И тут же приметил в давке чрезвычайно беременную, богато одетую соотечественницу, одной рукой придерживающую живот, а второй бойко работающую, как саперной лопаткой, разгоняя демонстрацию наглых конкурентов на пути к пластиковому судну с уценёнкой:
— Ты смотри! И эта… б… туда же! — язвительно проскандировал Кудрявицкий, причем часть букв в его фразах явно застревала от предыдущих заиканий. И тут же замялся в нерешительности: — М-м-мне б-б-бы ч-чё-нить для мужчин…
— Как?! — разозлилась на него Елена. — Ты же мне сказал тебя «мама просила»?
— Т-т-т-ак мамама мммменя п-п-просила для м-м-м-меня ссссамого чё-нить купить! — оправдывался он.
Елена подозвала продавщицу и спросила: «Что-нибудь для мужчин?»
Та, с ходу разгадав эвфемизм, завела их на следующий этаж — в топи мужских трусов.
— Ддда нннет! — ораторствовал Кудрявицкий. — Мммне чё-нить эдакое, м-модное! Джинсы, например!
Продавщица послушно отвела их в бычий уголок Левиса.
Кудрявицкий хватанул с полки первые попавшиеся ковбойские шаровары, приложил к себе:
— К-к-крассота!
Но тут же, приметив на заднице штанов ценник, разорался на весь этаж:
— Оббборзели совсем!

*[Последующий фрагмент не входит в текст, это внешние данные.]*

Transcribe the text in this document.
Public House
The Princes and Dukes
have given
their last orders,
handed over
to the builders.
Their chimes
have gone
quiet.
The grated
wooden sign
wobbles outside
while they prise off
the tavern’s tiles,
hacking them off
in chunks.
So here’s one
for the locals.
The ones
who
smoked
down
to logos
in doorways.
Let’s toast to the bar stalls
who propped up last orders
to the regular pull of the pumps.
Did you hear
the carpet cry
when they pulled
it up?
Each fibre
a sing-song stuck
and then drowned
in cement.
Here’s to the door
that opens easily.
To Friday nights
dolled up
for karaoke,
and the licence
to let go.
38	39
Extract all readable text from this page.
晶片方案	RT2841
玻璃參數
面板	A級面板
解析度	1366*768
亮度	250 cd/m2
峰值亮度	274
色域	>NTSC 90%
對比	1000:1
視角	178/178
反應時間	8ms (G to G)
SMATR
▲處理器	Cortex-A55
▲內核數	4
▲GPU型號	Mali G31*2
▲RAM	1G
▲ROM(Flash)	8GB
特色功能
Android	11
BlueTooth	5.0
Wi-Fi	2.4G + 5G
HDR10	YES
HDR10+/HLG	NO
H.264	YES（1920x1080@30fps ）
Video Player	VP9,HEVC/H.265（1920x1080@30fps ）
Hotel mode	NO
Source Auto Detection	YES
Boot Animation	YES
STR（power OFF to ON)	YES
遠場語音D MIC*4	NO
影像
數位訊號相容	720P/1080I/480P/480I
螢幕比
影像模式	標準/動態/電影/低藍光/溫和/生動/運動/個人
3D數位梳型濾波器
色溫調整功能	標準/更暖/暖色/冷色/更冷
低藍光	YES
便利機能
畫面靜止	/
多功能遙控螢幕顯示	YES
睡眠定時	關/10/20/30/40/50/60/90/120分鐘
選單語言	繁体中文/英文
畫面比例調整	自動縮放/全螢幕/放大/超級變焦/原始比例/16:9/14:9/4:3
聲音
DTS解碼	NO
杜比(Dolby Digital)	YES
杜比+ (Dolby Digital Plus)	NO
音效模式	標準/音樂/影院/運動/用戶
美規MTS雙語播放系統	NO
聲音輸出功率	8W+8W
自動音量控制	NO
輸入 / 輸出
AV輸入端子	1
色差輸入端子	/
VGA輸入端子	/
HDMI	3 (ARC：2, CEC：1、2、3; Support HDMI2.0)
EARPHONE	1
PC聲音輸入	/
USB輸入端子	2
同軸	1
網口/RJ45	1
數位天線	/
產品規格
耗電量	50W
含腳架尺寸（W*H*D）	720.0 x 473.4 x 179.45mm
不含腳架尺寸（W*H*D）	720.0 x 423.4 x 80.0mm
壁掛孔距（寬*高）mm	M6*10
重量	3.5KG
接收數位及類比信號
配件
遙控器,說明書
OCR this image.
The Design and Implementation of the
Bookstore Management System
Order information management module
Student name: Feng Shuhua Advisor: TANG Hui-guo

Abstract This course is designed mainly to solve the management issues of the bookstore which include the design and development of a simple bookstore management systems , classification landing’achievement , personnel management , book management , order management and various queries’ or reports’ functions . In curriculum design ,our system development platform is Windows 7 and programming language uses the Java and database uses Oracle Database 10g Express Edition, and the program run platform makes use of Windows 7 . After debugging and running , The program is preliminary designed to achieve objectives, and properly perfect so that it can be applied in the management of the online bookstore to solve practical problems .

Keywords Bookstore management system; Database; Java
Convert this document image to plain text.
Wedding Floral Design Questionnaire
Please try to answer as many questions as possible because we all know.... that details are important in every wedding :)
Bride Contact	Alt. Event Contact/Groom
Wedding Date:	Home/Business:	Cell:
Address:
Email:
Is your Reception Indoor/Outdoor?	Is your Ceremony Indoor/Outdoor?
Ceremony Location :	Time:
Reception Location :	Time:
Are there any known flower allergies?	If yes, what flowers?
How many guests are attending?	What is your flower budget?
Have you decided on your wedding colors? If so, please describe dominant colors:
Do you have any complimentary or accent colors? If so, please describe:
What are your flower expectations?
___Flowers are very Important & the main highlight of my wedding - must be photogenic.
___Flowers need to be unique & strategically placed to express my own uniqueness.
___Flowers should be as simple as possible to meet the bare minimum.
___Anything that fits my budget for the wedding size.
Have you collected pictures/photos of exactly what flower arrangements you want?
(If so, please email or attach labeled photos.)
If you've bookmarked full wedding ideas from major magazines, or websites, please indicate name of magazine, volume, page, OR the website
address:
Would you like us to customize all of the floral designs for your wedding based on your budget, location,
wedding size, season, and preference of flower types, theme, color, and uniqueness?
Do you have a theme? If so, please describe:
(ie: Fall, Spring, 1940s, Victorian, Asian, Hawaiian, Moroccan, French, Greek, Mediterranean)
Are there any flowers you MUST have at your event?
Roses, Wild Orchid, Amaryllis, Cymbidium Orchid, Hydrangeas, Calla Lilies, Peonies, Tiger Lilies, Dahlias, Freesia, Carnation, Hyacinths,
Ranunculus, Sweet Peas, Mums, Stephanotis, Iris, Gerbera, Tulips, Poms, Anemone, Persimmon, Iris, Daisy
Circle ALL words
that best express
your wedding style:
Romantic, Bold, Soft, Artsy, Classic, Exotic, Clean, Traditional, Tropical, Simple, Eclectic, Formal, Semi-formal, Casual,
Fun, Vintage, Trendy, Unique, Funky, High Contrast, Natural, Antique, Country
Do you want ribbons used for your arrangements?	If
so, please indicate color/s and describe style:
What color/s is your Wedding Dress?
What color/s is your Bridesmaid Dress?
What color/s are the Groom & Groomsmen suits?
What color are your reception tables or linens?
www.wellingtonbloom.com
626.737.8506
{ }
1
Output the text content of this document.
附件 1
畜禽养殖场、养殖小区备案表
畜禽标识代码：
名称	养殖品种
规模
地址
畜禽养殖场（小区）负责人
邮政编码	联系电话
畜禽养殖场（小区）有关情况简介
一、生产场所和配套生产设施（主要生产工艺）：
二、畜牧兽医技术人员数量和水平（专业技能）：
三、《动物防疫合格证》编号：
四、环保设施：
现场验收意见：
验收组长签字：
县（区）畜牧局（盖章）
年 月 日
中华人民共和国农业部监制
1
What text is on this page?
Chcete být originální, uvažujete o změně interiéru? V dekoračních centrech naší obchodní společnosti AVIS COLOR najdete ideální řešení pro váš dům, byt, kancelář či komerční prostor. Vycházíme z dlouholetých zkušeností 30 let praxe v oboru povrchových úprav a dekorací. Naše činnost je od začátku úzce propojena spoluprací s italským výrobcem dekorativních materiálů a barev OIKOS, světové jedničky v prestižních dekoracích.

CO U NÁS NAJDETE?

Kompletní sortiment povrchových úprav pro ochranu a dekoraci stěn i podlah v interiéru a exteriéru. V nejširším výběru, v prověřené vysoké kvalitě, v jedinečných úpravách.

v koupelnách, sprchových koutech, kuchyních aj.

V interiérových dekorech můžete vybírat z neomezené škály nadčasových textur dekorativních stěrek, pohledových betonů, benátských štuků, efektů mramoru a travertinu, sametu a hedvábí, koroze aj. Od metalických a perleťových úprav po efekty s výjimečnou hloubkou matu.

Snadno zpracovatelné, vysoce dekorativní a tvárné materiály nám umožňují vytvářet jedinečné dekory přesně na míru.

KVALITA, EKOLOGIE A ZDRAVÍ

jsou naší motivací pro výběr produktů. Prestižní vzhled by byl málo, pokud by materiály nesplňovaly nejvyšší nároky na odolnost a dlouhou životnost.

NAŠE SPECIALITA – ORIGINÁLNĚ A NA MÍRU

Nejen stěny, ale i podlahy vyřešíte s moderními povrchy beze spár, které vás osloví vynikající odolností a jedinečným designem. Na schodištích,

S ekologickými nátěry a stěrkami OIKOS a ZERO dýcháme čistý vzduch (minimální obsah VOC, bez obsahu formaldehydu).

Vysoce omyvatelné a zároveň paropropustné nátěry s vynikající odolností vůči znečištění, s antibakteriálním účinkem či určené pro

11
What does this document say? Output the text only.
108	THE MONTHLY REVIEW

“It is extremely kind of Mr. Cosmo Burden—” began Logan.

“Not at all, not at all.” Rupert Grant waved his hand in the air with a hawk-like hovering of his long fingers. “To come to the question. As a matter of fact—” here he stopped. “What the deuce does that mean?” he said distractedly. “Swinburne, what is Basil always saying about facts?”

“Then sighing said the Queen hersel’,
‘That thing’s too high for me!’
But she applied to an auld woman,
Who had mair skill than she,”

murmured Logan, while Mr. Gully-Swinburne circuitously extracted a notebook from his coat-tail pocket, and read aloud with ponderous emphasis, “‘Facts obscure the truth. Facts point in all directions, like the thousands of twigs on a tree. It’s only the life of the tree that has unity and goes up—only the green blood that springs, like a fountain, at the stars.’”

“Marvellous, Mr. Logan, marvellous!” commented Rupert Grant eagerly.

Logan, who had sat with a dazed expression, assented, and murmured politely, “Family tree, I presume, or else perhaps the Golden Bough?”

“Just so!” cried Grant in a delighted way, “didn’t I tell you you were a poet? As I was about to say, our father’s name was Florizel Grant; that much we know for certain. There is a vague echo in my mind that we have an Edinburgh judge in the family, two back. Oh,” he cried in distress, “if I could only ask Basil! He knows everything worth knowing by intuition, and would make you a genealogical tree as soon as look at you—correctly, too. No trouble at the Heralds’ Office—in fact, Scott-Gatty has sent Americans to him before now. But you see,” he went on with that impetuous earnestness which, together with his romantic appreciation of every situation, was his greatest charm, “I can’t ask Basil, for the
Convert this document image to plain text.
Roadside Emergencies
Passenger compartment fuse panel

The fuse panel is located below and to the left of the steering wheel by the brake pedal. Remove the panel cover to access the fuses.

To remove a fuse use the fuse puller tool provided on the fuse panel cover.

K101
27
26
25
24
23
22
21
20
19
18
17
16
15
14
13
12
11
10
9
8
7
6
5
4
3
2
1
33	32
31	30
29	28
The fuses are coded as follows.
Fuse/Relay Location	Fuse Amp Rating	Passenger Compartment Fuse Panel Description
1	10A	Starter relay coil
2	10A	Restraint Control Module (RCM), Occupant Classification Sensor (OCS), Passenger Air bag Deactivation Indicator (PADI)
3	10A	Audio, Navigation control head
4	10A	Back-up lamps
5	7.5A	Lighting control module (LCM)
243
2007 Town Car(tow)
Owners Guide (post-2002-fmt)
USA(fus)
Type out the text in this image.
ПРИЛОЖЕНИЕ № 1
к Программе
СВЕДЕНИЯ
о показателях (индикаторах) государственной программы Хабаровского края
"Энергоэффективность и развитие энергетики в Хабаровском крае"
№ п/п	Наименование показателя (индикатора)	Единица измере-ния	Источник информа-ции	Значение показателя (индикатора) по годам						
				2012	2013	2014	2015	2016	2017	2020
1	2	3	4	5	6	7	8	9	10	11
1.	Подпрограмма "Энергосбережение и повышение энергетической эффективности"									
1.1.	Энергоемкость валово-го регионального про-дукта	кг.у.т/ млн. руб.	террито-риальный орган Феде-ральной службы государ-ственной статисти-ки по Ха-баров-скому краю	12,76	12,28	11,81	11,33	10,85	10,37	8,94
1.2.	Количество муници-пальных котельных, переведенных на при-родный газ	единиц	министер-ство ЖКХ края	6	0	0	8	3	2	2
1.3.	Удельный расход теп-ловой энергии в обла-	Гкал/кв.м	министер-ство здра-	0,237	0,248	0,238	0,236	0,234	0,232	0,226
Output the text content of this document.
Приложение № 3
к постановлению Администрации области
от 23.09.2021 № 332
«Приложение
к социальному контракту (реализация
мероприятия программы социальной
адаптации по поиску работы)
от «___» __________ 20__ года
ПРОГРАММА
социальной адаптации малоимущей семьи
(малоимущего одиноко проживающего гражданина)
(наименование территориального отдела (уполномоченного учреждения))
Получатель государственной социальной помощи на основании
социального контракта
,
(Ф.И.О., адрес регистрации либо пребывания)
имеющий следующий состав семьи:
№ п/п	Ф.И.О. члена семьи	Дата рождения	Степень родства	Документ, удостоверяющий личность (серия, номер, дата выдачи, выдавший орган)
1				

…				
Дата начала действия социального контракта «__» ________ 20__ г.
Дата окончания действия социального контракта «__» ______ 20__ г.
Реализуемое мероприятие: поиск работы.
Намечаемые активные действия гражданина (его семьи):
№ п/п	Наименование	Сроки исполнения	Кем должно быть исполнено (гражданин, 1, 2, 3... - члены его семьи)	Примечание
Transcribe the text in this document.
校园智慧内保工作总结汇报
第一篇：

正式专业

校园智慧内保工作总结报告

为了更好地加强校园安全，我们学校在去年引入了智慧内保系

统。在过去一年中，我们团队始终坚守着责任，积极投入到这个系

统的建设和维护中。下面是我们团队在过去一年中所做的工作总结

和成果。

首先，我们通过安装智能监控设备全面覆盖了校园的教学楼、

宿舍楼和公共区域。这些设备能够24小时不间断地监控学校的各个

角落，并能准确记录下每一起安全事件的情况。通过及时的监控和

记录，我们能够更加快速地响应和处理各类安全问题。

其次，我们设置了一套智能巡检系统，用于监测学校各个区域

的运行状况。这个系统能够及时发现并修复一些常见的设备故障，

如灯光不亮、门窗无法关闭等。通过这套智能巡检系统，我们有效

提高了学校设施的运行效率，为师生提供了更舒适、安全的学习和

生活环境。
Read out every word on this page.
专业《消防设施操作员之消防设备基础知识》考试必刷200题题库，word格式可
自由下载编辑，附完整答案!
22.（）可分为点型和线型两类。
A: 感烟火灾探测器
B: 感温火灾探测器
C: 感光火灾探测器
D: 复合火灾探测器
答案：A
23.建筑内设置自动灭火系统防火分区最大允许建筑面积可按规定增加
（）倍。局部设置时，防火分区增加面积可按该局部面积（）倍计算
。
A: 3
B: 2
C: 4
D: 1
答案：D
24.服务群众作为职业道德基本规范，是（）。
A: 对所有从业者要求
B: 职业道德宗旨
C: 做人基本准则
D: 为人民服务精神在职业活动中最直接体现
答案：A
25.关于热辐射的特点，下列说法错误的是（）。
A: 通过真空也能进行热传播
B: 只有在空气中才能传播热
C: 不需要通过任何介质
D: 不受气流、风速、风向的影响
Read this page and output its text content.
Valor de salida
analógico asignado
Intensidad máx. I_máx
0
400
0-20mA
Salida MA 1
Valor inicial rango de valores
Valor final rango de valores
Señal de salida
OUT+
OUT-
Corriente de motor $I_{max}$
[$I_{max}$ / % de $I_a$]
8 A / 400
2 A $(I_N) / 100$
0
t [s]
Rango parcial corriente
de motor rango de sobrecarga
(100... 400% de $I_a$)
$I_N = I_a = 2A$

За такое уродство! Сто пятьдесят марок! Джинсы должны сто-сто-стоить десять марок! А не сто!
Мутно поморщившись от духоты, и суматохи, и какой-то вынужденной концентрации на тошных ненужных деталях, Елена посчитала, что ее миссия уже выполнена, и начала дезертирски прощаться с Матвеем.
— Кк-х-арашо! Кх-харашо! Пошли отсюда вместе! Только давай за-зайдем пожрем чего-нить срочно! Я ничего не ел с самого за-завтрака! Ну сходи со мной, пожалуйста, раз уж встретились!
Заехали на верхний этаж, где кишело людью широкое кафе, с дюжиной шведских столов, завлекая огромной подозрительно экклезиастической перетяжкой: «Essen, trinken, genießen!».
Воняло капустой.
— Когда люди едят, Матвей, это вообще ужасающее зрелище. Но когда они едят зловонные голубцы с мясом в протухшей зауэркраут — это уже фашизм, я считаю. Давай не пойдем туда! — запаниковала Елена, указывая на угрожающую тетку в ярко-красной куртке и с такого же цвета мордой, попиливающую еду на тарелке с таким злым азартом в глазах, как будто резала порося.
— Ну, ну, ну! Давай зайдем уж! Раз пришли уж! Чего уж! — втаскивал ее внутрь мясоедской ярмарки, от близости еды вдруг разом перестав заикаться, Кудрявицкий.